Spike Lees vier Stunden langes „Requiem“ für New Orleans, wie er den Film nennt, ist, wie das Lamento von Livaudais eine schreiende Anklage. Eine Anklage der Gleichgültigkeit aller Regierungsstellen- und Ebenen gegenüber dem Schicksal der Menschen von New Orleans. Eine Anklage des Rassismus, der darin zum Vorschein kam. Sowie eine Anklage der amerikanischen Gesellschaft, die jahrzehntelang vor dem Elend der armen schwarzen Bevölkerung in New Orleans die Augen verschlossen hat und das weiterhin tut. „Was mich am meisten bedrückt, ist, dass die Bilder vom Golf für viele Leute eine Überraschung waren“, sagt Spike Lee. „Die Regierung der USA hat es bis Katrina hervorrragend verstanden, die Armut in diesem Land zu verstecken.“

Dabei gibt Lee, der seit 15 Jahren erfolgreich Kino von Schwarzen für Schwarze zurück auf amerikanische Leindwände gebracht hat, vor, dass er sich als Autor in dieser Dokumentation weit gehend zurück genommen habe. Wie sein Vorbild Max Ophüls in Le Chagrin et la Pitie (Der Zorn und das Mitled) wollte er unverstellt die Menschen ihre Geschichten erzählen lassen. „Ich wollte das authoritative Zeugnis dieser Katastrophe und dieser Travestie schaffen“, sagt er. Die Menschen von New Orleans sollten ihre eigene Geschichte schreiben.

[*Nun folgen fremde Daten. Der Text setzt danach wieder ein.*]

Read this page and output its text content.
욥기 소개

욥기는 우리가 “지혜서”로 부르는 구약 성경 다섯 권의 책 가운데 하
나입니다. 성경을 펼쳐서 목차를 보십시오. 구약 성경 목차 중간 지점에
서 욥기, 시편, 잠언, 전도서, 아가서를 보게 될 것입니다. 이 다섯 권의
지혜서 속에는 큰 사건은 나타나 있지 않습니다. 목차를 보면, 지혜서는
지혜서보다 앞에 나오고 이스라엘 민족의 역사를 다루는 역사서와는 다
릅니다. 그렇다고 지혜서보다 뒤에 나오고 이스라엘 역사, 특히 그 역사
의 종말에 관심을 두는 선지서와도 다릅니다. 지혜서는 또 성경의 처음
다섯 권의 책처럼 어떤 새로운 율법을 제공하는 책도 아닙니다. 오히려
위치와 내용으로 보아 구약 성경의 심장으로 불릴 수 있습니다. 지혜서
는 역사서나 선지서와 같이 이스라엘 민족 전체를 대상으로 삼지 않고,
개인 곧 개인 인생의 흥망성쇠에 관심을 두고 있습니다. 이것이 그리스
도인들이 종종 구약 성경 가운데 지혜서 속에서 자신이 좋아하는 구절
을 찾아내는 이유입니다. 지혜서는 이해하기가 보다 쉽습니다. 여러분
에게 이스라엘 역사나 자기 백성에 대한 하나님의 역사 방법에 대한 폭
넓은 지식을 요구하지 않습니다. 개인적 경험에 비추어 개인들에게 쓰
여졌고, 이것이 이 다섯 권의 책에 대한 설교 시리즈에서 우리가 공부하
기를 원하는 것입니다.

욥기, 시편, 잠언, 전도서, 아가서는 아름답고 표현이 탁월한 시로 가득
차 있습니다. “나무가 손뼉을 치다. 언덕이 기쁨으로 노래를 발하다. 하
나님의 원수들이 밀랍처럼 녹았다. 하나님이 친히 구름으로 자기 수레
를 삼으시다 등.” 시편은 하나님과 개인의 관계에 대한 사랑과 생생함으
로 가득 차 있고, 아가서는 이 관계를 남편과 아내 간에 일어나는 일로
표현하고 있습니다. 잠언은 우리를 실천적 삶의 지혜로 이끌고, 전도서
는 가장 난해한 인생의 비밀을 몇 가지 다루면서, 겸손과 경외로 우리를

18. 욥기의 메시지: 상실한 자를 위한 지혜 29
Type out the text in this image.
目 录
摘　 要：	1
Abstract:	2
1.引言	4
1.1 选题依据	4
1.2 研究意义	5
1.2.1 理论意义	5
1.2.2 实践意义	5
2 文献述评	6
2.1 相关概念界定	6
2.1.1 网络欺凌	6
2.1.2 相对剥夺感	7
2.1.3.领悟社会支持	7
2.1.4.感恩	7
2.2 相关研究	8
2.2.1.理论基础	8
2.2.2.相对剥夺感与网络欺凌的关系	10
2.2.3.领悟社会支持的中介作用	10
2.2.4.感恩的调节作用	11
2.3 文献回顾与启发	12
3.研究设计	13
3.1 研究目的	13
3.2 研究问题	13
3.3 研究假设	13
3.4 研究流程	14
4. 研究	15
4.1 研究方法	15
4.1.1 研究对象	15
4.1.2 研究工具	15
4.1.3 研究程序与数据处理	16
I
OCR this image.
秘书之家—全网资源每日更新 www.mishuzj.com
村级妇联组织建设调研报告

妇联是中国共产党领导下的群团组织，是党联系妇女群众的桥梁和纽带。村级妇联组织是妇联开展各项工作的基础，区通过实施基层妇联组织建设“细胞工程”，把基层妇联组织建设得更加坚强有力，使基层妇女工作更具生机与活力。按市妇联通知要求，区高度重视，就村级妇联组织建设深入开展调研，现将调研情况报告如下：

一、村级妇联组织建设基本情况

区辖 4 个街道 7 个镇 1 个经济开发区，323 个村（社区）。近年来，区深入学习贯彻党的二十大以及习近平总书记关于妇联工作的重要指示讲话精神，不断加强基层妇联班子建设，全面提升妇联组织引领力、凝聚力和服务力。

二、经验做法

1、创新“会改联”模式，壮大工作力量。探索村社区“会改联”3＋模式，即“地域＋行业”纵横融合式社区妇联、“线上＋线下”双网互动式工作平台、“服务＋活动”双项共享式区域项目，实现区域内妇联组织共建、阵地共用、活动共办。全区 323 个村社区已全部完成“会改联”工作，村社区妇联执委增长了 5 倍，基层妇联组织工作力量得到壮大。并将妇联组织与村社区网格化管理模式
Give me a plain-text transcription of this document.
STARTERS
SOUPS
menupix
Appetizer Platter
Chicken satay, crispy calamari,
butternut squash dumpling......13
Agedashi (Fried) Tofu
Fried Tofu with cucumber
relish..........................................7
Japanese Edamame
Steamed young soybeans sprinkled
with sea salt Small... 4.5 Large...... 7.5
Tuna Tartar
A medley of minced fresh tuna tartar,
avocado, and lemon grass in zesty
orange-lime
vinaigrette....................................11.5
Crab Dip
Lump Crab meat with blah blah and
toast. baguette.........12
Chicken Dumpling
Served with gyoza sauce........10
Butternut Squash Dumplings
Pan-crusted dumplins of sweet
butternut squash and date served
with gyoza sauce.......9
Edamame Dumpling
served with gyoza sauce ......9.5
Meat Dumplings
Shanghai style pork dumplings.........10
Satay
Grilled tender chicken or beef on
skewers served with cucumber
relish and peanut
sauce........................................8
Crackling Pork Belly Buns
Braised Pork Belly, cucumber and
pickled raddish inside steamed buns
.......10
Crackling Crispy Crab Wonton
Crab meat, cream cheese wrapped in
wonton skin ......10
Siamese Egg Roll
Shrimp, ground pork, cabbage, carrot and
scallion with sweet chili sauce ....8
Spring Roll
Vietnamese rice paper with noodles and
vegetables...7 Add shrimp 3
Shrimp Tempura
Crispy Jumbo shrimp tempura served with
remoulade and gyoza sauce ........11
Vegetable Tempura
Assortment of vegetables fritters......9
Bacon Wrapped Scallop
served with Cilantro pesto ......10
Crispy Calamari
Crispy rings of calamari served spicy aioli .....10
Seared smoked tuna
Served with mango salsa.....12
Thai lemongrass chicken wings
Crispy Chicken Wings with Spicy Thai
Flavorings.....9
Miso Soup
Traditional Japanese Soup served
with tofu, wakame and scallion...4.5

Tatsächlich ist der Autor nicht ein einziges mal zu sehen oder zu hören in den vier Stunden. Doch Lee versteht es als versierter Filmemacher dennoch, seinen Standpunkt deutlich zu machen. Vielleicht sogar noch wirkungsvoller, als mit direkter Polemik. So versäumt etwa Spike Lee gewöhnlich keine Gelegenheit, darauf hinzuweisen, dass die USA sich mit ihrer Sklaverei-Vergangenheit noch nie wirklich auseinander gesetzt haben. Diese Kritik formuliert er seit fast 20 Jahren, man erwartet das von ihm. Wenn sich aber eines der Flutopfer von Katrina an die Sklaverei erinnert fühlt, dann gewinnt das an Überzeugungskraft. „Die Evakuierung, die meine Famile über die ganze USA verstreut hat, war wie eine vorzeitliche Erinnerung. Ich fühlte mich plötzlich wie auf dem Auktionsblock“, sagt die New Orleanerin Gina Montanna.

Wie mit dem Sklaverei-Argument, verfährt Spike Lee auch mit den krassierenden Theorien, denen zufolge die Dämme in den Armenvierteln von New Orleans gesprengt wurden, um den Druck auf die Dämme in den besseren Gegenden zu schützen. Zwei Bewohner des Slums Lower Ninth Ward erzählen Lee, sie hätten in der Nacht des Orkans Explosionen gehört. Spike Lee behauptet, er zeichne das nur auf. Eine Meinung habe er dazu nicht.

Doch so einfach kann Lee seinen Standpunkt nicht verbergen. Mit oder ohne Verschwörungstheorien klagt Lee die beschämende Gleichgültigkeit Amerikas gegenüber der – vorwiegend schwarzen und armen Menschen in Süd-Lousiana an. Er hofft damit, ein Jahr nach Katrina das Augenmerk wieder auf die Golfküste zu lenken, wo der Wiederaufbau quasi zum Stillstand gekommen ist. Allerdings muss er dabei im Moment gegen ein anderes Jubiläum ankämpfen – den 11. September. Und damit beschäftigen sich die Mächtigen in Amerika weit lieber, als mit dem Schandfleck New Orleans.